In this article, I want to briefly explain private equity, talk about why it can be a poor fit for a professional corporation and close with a story that demonstrates that purported experts often have no idea what they are talking about.
Private equity
Equity is a fancy term for ownership. Private equity funds are a group of investors seeking to buy parts of a company hoping to make money. Sometimes they assume that providing the company with additional capital will allow the company to expand. That expansion may be opening more locations near the business, offering additional services or “franchising” an idea to more locations. Sometimes the belief is the company they seek to purchase runs inefficiently, and that by improving its operations, profits will grow.
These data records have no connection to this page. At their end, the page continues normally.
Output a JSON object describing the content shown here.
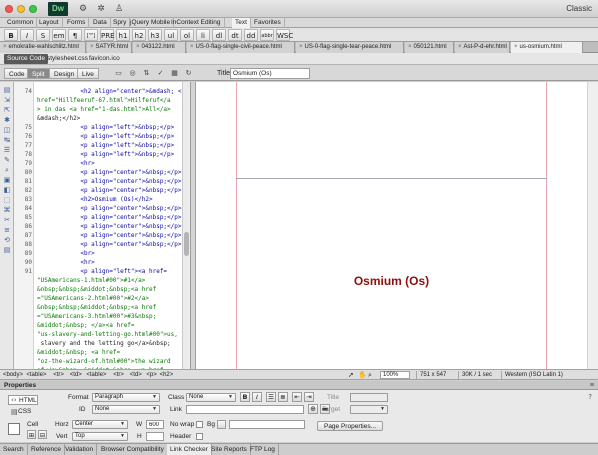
{
  "window": {
    "workspace": "Classic"
  },
  "insert_tabs": [
    "Common",
    "Layout",
    "Forms",
    "Data",
    "Spry",
    "jQuery Mobile",
    "InContext Editing",
    "Text",
    "Favorites"
  ],
  "text_toolbar": [
    "B",
    "I",
    "S",
    "em",
    "¶",
    "[\"\"]",
    "PRE",
    "h1",
    "h2",
    "h3",
    "ul",
    "ol",
    "li",
    "dl",
    "dt",
    "dd",
    "abbr",
    "WSC"
  ],
  "doc_tabs": [
    "emokratie-wahlschlitz.html",
    "SATYR.html",
    "043122.html",
    "US-0-flag-single-civil-peace.html",
    "US-0-flag-single-tear-peace.html",
    "050121.html",
    "Ast-P-d-ehr.html",
    "us-osmium.html"
  ],
  "related_files": [
    "Source Code",
    "stylesheet.css",
    "favicon.ico"
  ],
  "view_buttons": [
    "Code",
    "Split",
    "Design",
    "Live"
  ],
  "title_field": {
    "label": "Title:",
    "value": "Osmium (Os)"
  },
  "code": {
    "line_numbers": [
      "74",
      "",
      "",
      "",
      "75",
      "76",
      "77",
      "78",
      "79",
      "80",
      "81",
      "82",
      "83",
      "84",
      "85",
      "86",
      "87",
      "88",
      "89",
      "90",
      "91",
      "",
      "",
      "",
      "",
      "",
      "",
      "",
      "",
      "",
      "",
      "",
      ""
    ],
    "lines": [
      "            <h2 align=\"center\">&mdash; <a",
      "href=\"Hillfeeruf-67.html\">Hilferuf</a",
      "> in das <a href=\"1-das.html\">All</a>",
      "&mdash;</h2>",
      "            <p align=\"left\">&nbsp;</p>",
      "            <p align=\"left\">&nbsp;</p>",
      "            <p align=\"left\">&nbsp;</p>",
      "            <p align=\"left\">&nbsp;</p>",
      "            <hr>",
      "            <p align=\"center\">&nbsp;</p>",
      "            <p align=\"center\">&nbsp;</p>",
      "            <p align=\"center\">&nbsp;</p>",
      "            <h2>Osmium (Os)</h2>",
      "            <p align=\"center\">&nbsp;</p>",
      "            <p align=\"center\">&nbsp;</p>",
      "            <p align=\"center\">&nbsp;</p>",
      "            <p align=\"center\">&nbsp;</p>",
      "            <p align=\"center\">&nbsp;</p>",
      "            <br>",
      "            <hr>",
      "            <p align=\"left\"><a href=",
      "\"USAmericans-1.html#00\">#1</a>",
      "&nbsp;&nbsp;&middot;&nbsp;<a href",
      "=\"USAmericans-2.html#00\">#2</a>",
      "&nbsp;&nbsp;&middot;&nbsp;<a href",
      "=\"USAmericans-3.html#00\">#3&nbsp;",
      "&middot;&nbsp; </a><a href=",
      "\"us-slavery-and-letting-go.html#00\">us,",
      " slavery and the letting go</a>&nbsp;",
      "&middot;&nbsp; <a href=",
      "\"oz-the-wizard-of.html#00\">the wizard",
      "of</a>&nbsp; &middot;&nbsp; <a href=",
      "\"us-oz-html#00\">us-in </a>"
    ]
  },
  "design": {
    "heading": "Osmium (Os)"
  },
  "status": {
    "tag_path": [
      "<body>",
      "<table>",
      "<tr>",
      "<td>",
      "<table>",
      "<tr>",
      "<td>",
      "<p>",
      "<h2>"
    ],
    "zoom": "100%",
    "dimensions": "751 x 547",
    "filesize": "30K / 1 sec",
    "encoding": "Western (ISO Latin 1)"
  },
  "properties": {
    "panel_title": "Properties",
    "html_label": "HTML",
    "css_label": "CSS",
    "format_label": "Format",
    "format_value": "Paragraph",
    "class_label": "Class",
    "class_value": "None",
    "id_label": "ID",
    "id_value": "None",
    "link_label": "Link",
    "title_label": "Title",
    "target_label": "Target",
    "cell_label": "Cell",
    "horz_label": "Horz",
    "horz_value": "Center",
    "vert_label": "Vert",
    "vert_value": "Top",
    "w_label": "W",
    "w_value": "600",
    "h_label": "H",
    "nowrap_label": "No wrap",
    "bg_label": "Bg",
    "header_label": "Header",
    "page_properties": "Page Properties..."
  },
  "bottom_tabs": [
    "Search",
    "Reference",
    "Validation",
    "Browser Compatibility",
    "Link Checker",
    "Site Reports",
    "FTP Log"
  ],
  "colors": {
    "heading_red": "#8b1010",
    "tag_blue": "#0a0aa8",
    "attr_red": "#8b1a1a",
    "string_green": "#0a7a0a"
  }
}
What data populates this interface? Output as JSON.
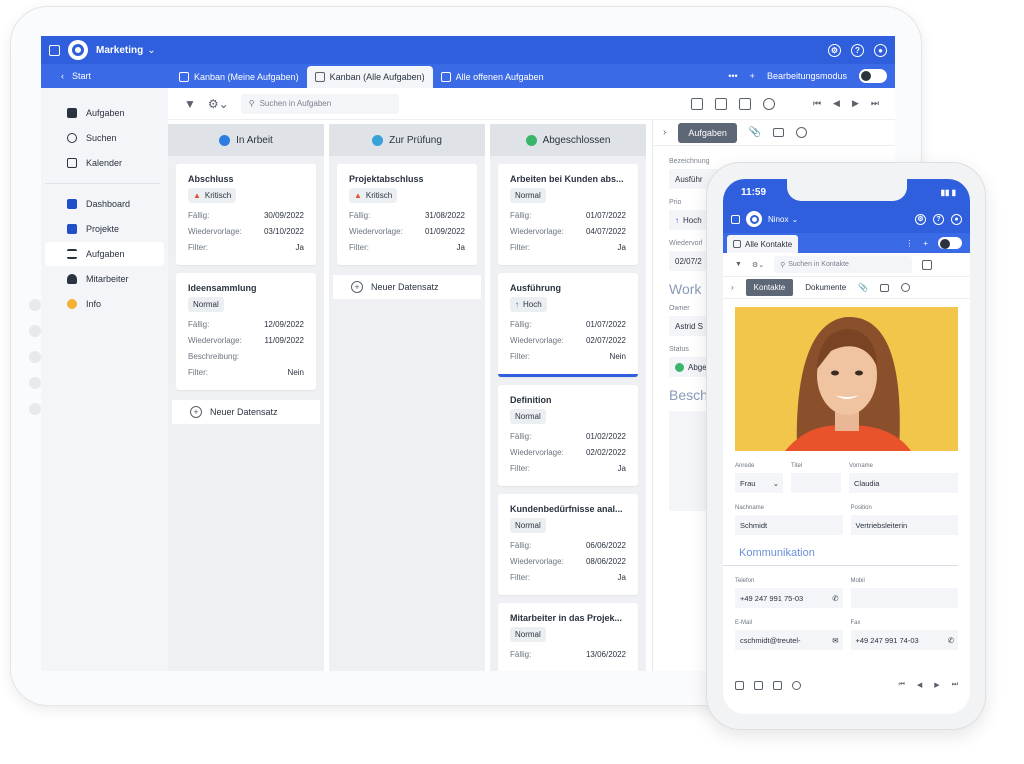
{
  "tablet": {
    "app_name": "Marketing",
    "start_label": "Start",
    "tabs": [
      {
        "label": "Kanban (Meine Aufgaben)"
      },
      {
        "label": "Kanban (Alle Aufgaben)"
      },
      {
        "label": "Alle offenen Aufgaben"
      }
    ],
    "edit_mode_label": "Bearbeitungsmodus",
    "sidebar": {
      "items": [
        {
          "label": "Aufgaben"
        },
        {
          "label": "Suchen"
        },
        {
          "label": "Kalender"
        },
        {
          "label": "Dashboard"
        },
        {
          "label": "Projekte"
        },
        {
          "label": "Aufgaben"
        },
        {
          "label": "Mitarbeiter"
        },
        {
          "label": "Info"
        }
      ]
    },
    "search_placeholder": "Suchen in Aufgaben",
    "columns": [
      {
        "title": "In Arbeit",
        "color": "#2f7de1",
        "cards": [
          {
            "title": "Abschluss",
            "badge": "Kritisch",
            "rows": [
              {
                "k": "Fällig:",
                "v": "30/09/2022"
              },
              {
                "k": "Wiedervorlage:",
                "v": "03/10/2022"
              },
              {
                "k": "Filter:",
                "v": "Ja"
              }
            ]
          },
          {
            "title": "Ideensammlung",
            "badge": "Normal",
            "rows": [
              {
                "k": "Fällig:",
                "v": "12/09/2022"
              },
              {
                "k": "Wiedervorlage:",
                "v": "11/09/2022"
              },
              {
                "k": "Beschreibung:",
                "v": ""
              },
              {
                "k": "Filter:",
                "v": "Nein"
              }
            ]
          }
        ],
        "new_label": "Neuer Datensatz"
      },
      {
        "title": "Zur Prüfung",
        "color": "#3aa0d8",
        "cards": [
          {
            "title": "Projektabschluss",
            "badge": "Kritisch",
            "rows": [
              {
                "k": "Fällig:",
                "v": "31/08/2022"
              },
              {
                "k": "Wiedervorlage:",
                "v": "01/09/2022"
              },
              {
                "k": "Filter:",
                "v": "Ja"
              }
            ]
          }
        ],
        "new_label": "Neuer Datensatz"
      },
      {
        "title": "Abgeschlossen",
        "color": "#3bb56a",
        "cards": [
          {
            "title": "Arbeiten bei Kunden abs...",
            "badge": "Normal",
            "rows": [
              {
                "k": "Fällig:",
                "v": "01/07/2022"
              },
              {
                "k": "Wiedervorlage:",
                "v": "04/07/2022"
              },
              {
                "k": "Filter:",
                "v": "Ja"
              }
            ]
          },
          {
            "title": "Ausführung",
            "badge": "Hoch",
            "rows": [
              {
                "k": "Fällig:",
                "v": "01/07/2022"
              },
              {
                "k": "Wiedervorlage:",
                "v": "02/07/2022"
              },
              {
                "k": "Filter:",
                "v": "Nein"
              }
            ]
          },
          {
            "title": "Definition",
            "badge": "Normal",
            "rows": [
              {
                "k": "Fällig:",
                "v": "01/02/2022"
              },
              {
                "k": "Wiedervorlage:",
                "v": "02/02/2022"
              },
              {
                "k": "Filter:",
                "v": "Ja"
              }
            ]
          },
          {
            "title": "Kundenbedürfnisse anal...",
            "badge": "Normal",
            "rows": [
              {
                "k": "Fällig:",
                "v": "06/06/2022"
              },
              {
                "k": "Wiedervorlage:",
                "v": "08/06/2022"
              },
              {
                "k": "Filter:",
                "v": "Ja"
              }
            ]
          },
          {
            "title": "Mitarbeiter in das Projek...",
            "badge": "Normal",
            "rows": [
              {
                "k": "Fällig:",
                "v": "13/06/2022"
              }
            ]
          }
        ]
      }
    ],
    "detail": {
      "tab_label": "Aufgaben",
      "bezeichnung_label": "Bezeichnung",
      "bezeichnung_value": "Ausführ",
      "prio_label": "Prio",
      "prio_value": "Hoch",
      "wiedervorlage_label": "Wiedervorl",
      "wiedervorlage_value": "02/07/2",
      "section1": "Work",
      "owner_label": "Owner",
      "owner_value": "Astrid S",
      "status_label": "Status",
      "status_value": "Abge",
      "section2": "Besch"
    }
  },
  "phone": {
    "time": "11:59",
    "app_name": "Ninox",
    "tab_label": "Alle Kontakte",
    "search_placeholder": "Suchen in Kontakte",
    "tabs": [
      {
        "label": "Kontakte"
      },
      {
        "label": "Dokumente"
      }
    ],
    "fields": {
      "anrede_label": "Anrede",
      "anrede_value": "Frau",
      "titel_label": "Titel",
      "titel_value": "",
      "vorname_label": "Vorname",
      "vorname_value": "Claudia",
      "nachname_label": "Nachname",
      "nachname_value": "Schmidt",
      "position_label": "Position",
      "position_value": "Vertriebsleiterin"
    },
    "section": "Kommunikation",
    "comm": {
      "telefon_label": "Telefon",
      "telefon_value": "+49 247 991 75-03",
      "mobil_label": "Mobil",
      "mobil_value": "",
      "email_label": "E-Mail",
      "email_value": "cschmidt@treutel-",
      "fax_label": "Fax",
      "fax_value": "+49 247 991 74-03"
    }
  }
}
In that case, investors hope better management will yield higher profit margins. To achieve that, the investors may seek layoffs, salary reductions and other cutbacks to improve profitability.
When it comes to private equity buying orthopedic practices, the main legal impediment is that most states have a prohibition on the corporate practice of medicine. Only individuals licensed to practice medicine can own a physician practice. There is a commonly used work around. The investor establishes a management company that provides administrative services to the practice in exchange for some stream of revenue.
Rarely a wise strategy
While there are certainly many times when private equity can make sense, I think it is very rare that it is a wise strategy for a professional entities, like an orthopedic practice, because it seems to me it will be hard for both the investors and professionals to come out ahead. Most professional entities do not technically return “profit.” Any money the organization makes is paid out in the form of compensation or salary to the physicians. That means if a professional entity is sending profit to an outside investor, it is almost by definition lowering the payment to its working professionals. I struggle to see how selling to private equity is likely to offer a good result for both the investors and the professionals owning a professional corporation.
One situation where private equity may be helpful to an orthopedic practice is when the practice wants to expand in ancillaries, such as imaging, therapy or an ASC, and it lacks the capital for the investment. Ancillaries can be more effectively leveraged than the professional work of a physician. That leverage greatly increases the possibility of both the investors and physicians receiving a return.
The 3-hour FTC conference was basically the government’s declaration of war on private equity in the health care industry. The session featured government officials, academics and employees of organizations that have been purchased by private equity. The presenters were overtly hostile to the notion that private equity could be a useful tool in the health care context.
I think it is safe to say that the FTC, Department of Justice and Office of the Inspector General will be making private equity an enforcement priority. This was 3 hours of people saying that, when it comes to health care, private equity is bad. One of those people was an academic who was introduced as an expert on private equity in health care. I am afraid I have to question that. She mentioned that most health care is now paid for on a value-based reimbursement. While I think the share of payments that are value-based is increasing, I am a bit skeptical that it constitutes most payments. But it was her next statement that really drew my attention. She offered the example of hospice as an area with value-based care. She said hospices were paid a flat rate and, I am not making this up, the reason for this was that it gave hospices an incentive to “keep patients healthy.” I guess that’s one way to look at it.
I do not know all of the pros and cons of private equity. But I know this – private equity in the health care world should prepare for careful scrutiny. And if you are considering a relationship with private equity, that is something to consider.